Cas de figure plus rare mais bien réel, donc, les chômeurs eux-mêmes doivent parfois mettre la main à la poche. Outre les services Web, ils peuvent aussi financer leur propre formation, ou encore demander les services d’un « coach ». Sans qu’une norme ou une certification en garantisse la qualité. « J’ai vu beaucoup de types exploités, commente M. Davoust, ils sont perdus et prêts à payer 150 euros pour un bilan de compétences sur le Net. » Quant au coaching, le marché représente 90 millions d’euros. Pour un particulier, une séance coûte de 150 à 300 euros... et il en faut souvent plusieurs. Encore une fois sans garantie.

Lucratif, donc, le marché du chômage... En croissant, il s’est émietté entre de nombreuses entreprises sans réelle coordination. Là se trouve sans doute la plus grande faute de l’Etat. Mais ces pratiques ont, pour le gouvernement, un avantage : elles dégonflent les statistiques du chômage.


(1) Union nationale pour l’emploi dans l’industrie et le commerce.

(2) Fabienne Brutus, Chômage, des secrets bien gardés, Jean-Claude Gawsewitch, Paris, 2006.

(3) Cf.
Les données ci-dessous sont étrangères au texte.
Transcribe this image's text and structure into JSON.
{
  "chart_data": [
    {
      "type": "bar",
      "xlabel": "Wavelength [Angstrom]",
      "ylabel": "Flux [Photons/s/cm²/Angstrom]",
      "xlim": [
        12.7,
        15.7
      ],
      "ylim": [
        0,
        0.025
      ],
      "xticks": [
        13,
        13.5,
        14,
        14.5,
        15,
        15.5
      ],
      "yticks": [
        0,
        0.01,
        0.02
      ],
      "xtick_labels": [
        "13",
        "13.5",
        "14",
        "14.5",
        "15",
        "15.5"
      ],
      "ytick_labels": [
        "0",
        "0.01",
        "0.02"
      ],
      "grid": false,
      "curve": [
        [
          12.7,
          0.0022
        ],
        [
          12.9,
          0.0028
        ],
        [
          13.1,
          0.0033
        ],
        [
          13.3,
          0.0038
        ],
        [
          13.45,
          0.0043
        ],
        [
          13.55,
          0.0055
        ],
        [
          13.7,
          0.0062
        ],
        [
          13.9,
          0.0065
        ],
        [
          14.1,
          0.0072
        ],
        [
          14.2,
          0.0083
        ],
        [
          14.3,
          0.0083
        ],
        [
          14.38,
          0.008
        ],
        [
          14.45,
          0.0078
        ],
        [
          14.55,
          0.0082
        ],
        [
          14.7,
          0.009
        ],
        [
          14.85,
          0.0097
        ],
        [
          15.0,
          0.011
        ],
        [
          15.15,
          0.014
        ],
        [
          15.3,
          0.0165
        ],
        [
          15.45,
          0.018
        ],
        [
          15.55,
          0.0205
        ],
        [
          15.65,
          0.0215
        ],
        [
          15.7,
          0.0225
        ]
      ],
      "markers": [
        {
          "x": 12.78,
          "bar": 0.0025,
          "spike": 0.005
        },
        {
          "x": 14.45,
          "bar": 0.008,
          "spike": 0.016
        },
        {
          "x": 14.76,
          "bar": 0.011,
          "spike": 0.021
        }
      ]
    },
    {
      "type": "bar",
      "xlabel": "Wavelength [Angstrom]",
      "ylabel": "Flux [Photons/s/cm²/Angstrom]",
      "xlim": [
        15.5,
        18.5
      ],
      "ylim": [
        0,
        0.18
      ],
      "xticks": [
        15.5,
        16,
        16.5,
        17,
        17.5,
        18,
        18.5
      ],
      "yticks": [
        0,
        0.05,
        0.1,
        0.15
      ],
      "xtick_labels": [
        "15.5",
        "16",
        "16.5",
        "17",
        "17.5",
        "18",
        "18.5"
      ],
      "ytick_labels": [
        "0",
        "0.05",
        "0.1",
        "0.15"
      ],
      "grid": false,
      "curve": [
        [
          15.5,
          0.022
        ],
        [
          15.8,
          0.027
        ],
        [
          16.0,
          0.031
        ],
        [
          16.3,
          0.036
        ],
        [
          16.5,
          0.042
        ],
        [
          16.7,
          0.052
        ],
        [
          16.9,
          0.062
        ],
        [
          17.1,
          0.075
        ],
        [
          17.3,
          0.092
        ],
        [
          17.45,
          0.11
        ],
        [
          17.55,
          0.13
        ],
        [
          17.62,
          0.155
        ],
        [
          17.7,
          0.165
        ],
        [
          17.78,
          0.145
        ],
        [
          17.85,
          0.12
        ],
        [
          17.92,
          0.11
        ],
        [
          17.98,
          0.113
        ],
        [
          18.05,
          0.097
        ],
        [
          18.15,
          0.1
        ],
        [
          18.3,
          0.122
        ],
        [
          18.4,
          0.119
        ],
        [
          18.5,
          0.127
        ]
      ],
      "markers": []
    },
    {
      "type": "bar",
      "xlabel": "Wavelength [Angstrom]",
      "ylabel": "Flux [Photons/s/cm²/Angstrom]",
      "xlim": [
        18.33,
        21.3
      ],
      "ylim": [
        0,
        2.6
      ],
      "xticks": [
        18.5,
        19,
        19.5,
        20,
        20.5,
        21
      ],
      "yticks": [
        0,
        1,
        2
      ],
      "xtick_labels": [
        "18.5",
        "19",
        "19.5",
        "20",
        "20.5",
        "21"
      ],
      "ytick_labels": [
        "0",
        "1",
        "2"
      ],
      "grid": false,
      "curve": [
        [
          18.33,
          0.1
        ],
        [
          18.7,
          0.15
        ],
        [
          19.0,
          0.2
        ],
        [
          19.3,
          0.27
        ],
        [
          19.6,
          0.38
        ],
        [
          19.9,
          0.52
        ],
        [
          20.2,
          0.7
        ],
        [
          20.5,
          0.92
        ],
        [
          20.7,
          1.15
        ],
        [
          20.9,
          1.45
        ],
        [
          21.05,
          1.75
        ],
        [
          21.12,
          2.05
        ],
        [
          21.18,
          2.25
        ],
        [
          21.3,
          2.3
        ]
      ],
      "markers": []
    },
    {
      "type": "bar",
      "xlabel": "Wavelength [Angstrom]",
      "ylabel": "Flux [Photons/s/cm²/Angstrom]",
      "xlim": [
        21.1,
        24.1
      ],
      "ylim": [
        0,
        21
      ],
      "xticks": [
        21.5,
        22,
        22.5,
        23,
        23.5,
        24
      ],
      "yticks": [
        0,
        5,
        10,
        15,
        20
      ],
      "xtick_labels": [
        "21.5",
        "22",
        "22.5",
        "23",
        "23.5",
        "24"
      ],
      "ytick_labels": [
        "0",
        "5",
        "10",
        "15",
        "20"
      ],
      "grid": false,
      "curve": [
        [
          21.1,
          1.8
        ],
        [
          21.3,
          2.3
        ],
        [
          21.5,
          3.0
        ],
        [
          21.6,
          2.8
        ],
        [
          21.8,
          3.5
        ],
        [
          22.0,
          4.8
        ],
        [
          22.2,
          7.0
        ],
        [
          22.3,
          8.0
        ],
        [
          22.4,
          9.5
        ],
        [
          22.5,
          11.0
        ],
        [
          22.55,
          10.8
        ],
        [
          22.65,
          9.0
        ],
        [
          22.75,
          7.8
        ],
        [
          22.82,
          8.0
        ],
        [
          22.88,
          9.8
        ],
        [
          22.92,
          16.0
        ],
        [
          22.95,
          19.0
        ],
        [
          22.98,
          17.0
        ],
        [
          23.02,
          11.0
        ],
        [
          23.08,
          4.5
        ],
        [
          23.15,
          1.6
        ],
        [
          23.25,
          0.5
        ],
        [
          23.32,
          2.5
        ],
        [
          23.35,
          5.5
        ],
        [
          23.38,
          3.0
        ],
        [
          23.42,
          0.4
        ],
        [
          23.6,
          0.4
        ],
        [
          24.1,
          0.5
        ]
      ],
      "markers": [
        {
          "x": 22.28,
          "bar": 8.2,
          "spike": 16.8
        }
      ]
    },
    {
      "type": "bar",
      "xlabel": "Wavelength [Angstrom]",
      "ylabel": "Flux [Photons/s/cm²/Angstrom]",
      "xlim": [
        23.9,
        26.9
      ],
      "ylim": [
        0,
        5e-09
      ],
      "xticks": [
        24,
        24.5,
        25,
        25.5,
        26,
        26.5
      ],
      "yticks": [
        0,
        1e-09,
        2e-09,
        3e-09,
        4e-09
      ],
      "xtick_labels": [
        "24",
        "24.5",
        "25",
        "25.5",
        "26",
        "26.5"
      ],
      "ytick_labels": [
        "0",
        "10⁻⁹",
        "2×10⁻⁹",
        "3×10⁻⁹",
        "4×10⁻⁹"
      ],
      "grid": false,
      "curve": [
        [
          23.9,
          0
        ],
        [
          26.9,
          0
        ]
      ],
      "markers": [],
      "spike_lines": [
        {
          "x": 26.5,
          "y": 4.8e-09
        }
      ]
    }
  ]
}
Bruno Crépon, Muriel Dejemeppe et Marc Gurgand, « Un bilan de l’accompagnement des chômeurs », Connaissances de l’emploi, n° 20, Paris, septembre 2005.

(4) Unedic, « Rapport financier 2006 », partie 4, paragraphe 4.1.2.2., p. 22, Paris, juin 2007. Les formations homologuées jouissent d’une sorte de label de qualité (qui peut être remis en cause) attribué par l’Etat. Les formations conventionnées font l’objet d’une signature entre les pouvoirs publics et un organisme de formation. L’Etat et le conseil régional les financent tout ou partie ; elles sont en général destinées aux demandeurs d’emploi (elles leur permettent de maintenir leur allocation-chômage).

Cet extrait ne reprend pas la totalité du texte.